According to British media “the Telegraph”, advisers and civil servants who worked in the British Prime Minister’s office would have met to celebrate two of their colleagues leaving.
Boris Johnson government suffers a new blow. Already targeted by calls for resignation even within his majority for his presence at a party in Downing Street in full confinement in 2020, the British Prime Minister risks being further weakened by revelations from the “Telegraph” Thursday January 13, who claims that staff working in his office threw two separate parties amid lockdown and on the eve of Prince Philip’s funeral.
Councilors and civil servants met to celebrate the departures of James Slack, director of communications, and Boris Johnson’s personal photographer.

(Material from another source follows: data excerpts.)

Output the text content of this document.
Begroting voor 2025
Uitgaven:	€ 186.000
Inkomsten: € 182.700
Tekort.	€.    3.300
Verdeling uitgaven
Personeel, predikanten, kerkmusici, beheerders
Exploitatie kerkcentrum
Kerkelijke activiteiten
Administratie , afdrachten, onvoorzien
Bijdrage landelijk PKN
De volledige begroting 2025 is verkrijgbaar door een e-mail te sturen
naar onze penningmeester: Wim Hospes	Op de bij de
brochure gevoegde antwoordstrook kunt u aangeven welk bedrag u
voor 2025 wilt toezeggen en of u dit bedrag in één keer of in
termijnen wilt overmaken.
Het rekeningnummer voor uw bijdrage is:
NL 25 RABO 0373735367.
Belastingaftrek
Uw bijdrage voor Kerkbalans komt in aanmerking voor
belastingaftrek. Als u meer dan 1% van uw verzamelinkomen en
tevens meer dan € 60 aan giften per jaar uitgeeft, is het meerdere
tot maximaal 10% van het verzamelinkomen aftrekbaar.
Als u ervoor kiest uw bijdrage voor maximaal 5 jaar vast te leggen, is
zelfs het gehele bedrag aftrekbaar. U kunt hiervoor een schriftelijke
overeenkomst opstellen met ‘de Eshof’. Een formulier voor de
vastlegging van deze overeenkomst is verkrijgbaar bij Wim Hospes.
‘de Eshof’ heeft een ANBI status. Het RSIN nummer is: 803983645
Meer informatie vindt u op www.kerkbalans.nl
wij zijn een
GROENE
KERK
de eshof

According to “The Telegraph”, the Downing Street gatherings occurred on the eve the funeral of Elizabeth II. The country was also in a period national mourning. Due to Covid-19 restrictions, the images of the queen alone in front row of the church symbolized the harshness of confinement in the United Kingdom.

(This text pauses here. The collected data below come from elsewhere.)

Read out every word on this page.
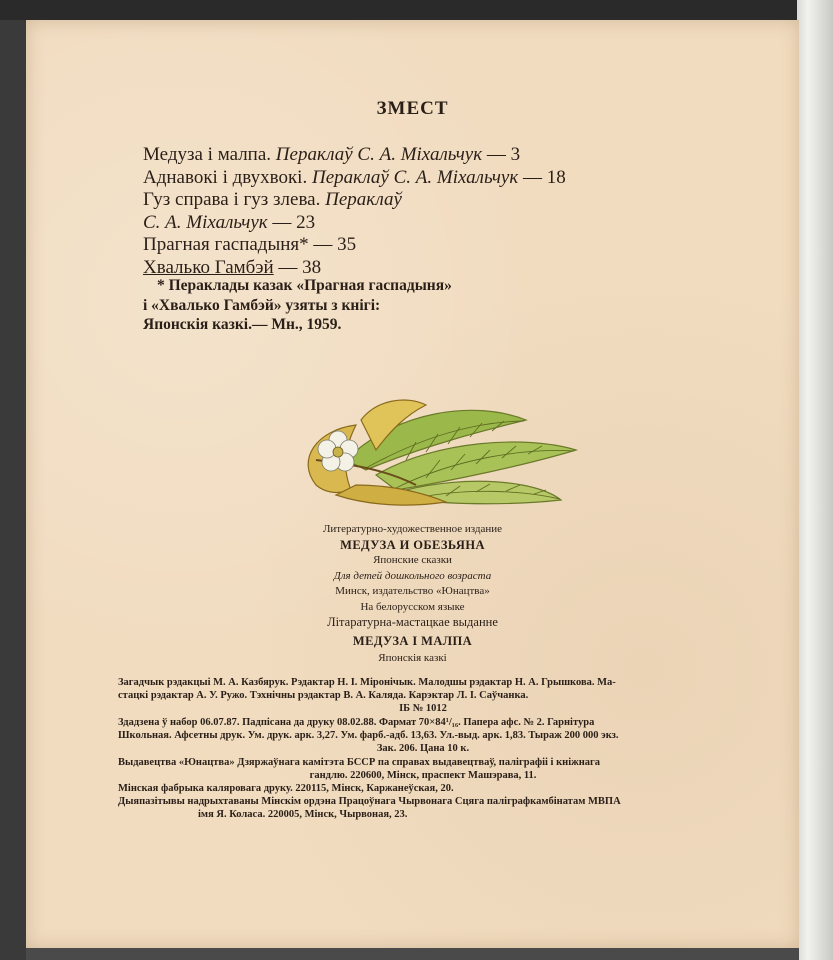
ЗМЕСТ
Медуза і малпа. Пераклаў С. А. Міхальчук — 3
Аднавокі і двухвокі. Пераклаў С. А. Міхальчук — 18
Гуз справа і гуз злева. Пераклаў
С. А. Міхальчук — 23
Прагная гаспадыня* — 35
Хвалько Гамбэй — 38
* Пераклады казак «Прагная гаспадыня»
і «Хвалько Гамбэй» узяты з кнігі:
Японскія казкі.— Мн., 1959.
Литературно-художественное издание
МЕДУЗА И ОБЕЗЬЯНА
Японские сказки
Для детей дошкольного возраста
Минск, издательство «Юнацтва»
На белорусском языке
Літаратурна-мастацкае выданне
МЕДУЗА І МАЛПА
Японскія казкі
Загадчык рэдакцыі М. А. Казбярук. Рэдактар Н. І. Міронічык. Малодшы рэдактар Н. А. Грышкова. Ма-
стацкі рэдактар А. У. Ружо. Тэхнічны рэдактар В. А. Каляда. Карэктар Л. І. Саўчанка.
ІБ № 1012
Здадзена ў набор 06.07.87. Падпісана да друку 08.02.88. Фармат 70×84¹/₁₆. Папера афс. № 2. Гарнітура
Школьная. Афсетны друк. Ум. друк. арк. 3,27. Ум. фарб.-адб. 13,63. Ул.-выд. арк. 1,83. Тыраж 200 000 экз.
Зак. 206. Цана 10 к.
Выдавецтва «Юнацтва» Дзяржаўнага камітэта БССР па справах выдавецтваў, паліграфіі і кніжнага
гандлю. 220600, Мінск, праспект Машэрава, 11.
Мінская фабрыка каляровага друку. 220115, Мінск, Каржанеўская, 20.
Дыяпазітывы надрыхтаваны Мінскім ордэна Працоўнага Чырвонага Сцяга паліграфкамбінатам МВПА
імя Я. Коласа. 220005, Мінск, Чырвоная, 23.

According to witnesses, there were around 30 people present. The media reported that Boris Johnson was not at these rallies. However the accusations raise concerns about Downing Street’s non-compliance regarding health regulations.
Boris Johnson was already embroiled in a number of scandals and apologised to Parliament for attending a party at his official residence on May 20, 2020. He said he had mistakenly thought it was an office meeting.

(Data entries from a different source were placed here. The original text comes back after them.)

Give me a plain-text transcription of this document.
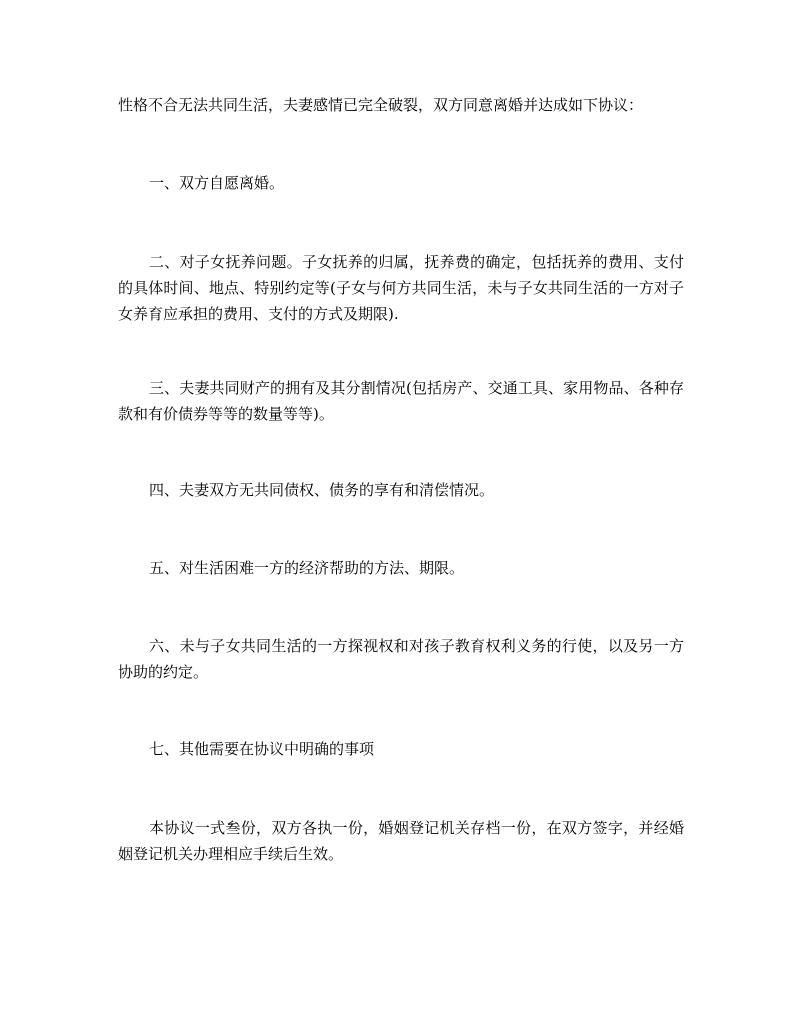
性格不合无法共同生活，夫妻感情已完全破裂，双方同意离婚并达成如下协议：

一、双方自愿离婚。

二、对子女抚养问题。子女抚养的归属，抚养费的确定，包括抚养的费用、支付的具体时间、地点、特别约定等(子女与何方共同生活，未与子女共同生活的一方对子女养育应承担的费用、支付的方式及期限).

三、夫妻共同财产的拥有及其分割情况(包括房产、交通工具、家用物品、各种存款和有价债券等等的数量等等)。

四、夫妻双方无共同债权、债务的享有和清偿情况。

五、对生活困难一方的经济帮助的方法、期限。

六、未与子女共同生活的一方探视权和对孩子教育权利义务的行使，以及另一方协助的约定。

七、其他需要在协议中明确的事项

本协议一式叁份，双方各执一份，婚姻登记机关存档一份，在双方签字，并经婚姻登记机关办理相应手续后生效。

His secretary sent an invitation to 100 people, asking them to bring their bottles. The event took place at a difficult time for Britons. Only two people were permitted to meet outside, and many Britons were unable say goodbye to their grieving loved ones during the first Covid-19 wave.
Sue Gray, a senior civil servant is conducting an internal investigation into the parties. The conclusions will be crucial for Boris Johnson’s fate, which has been criticized by his camp. Some elected officials openly stated they would vote no confidence in the Conservative Party to push it out.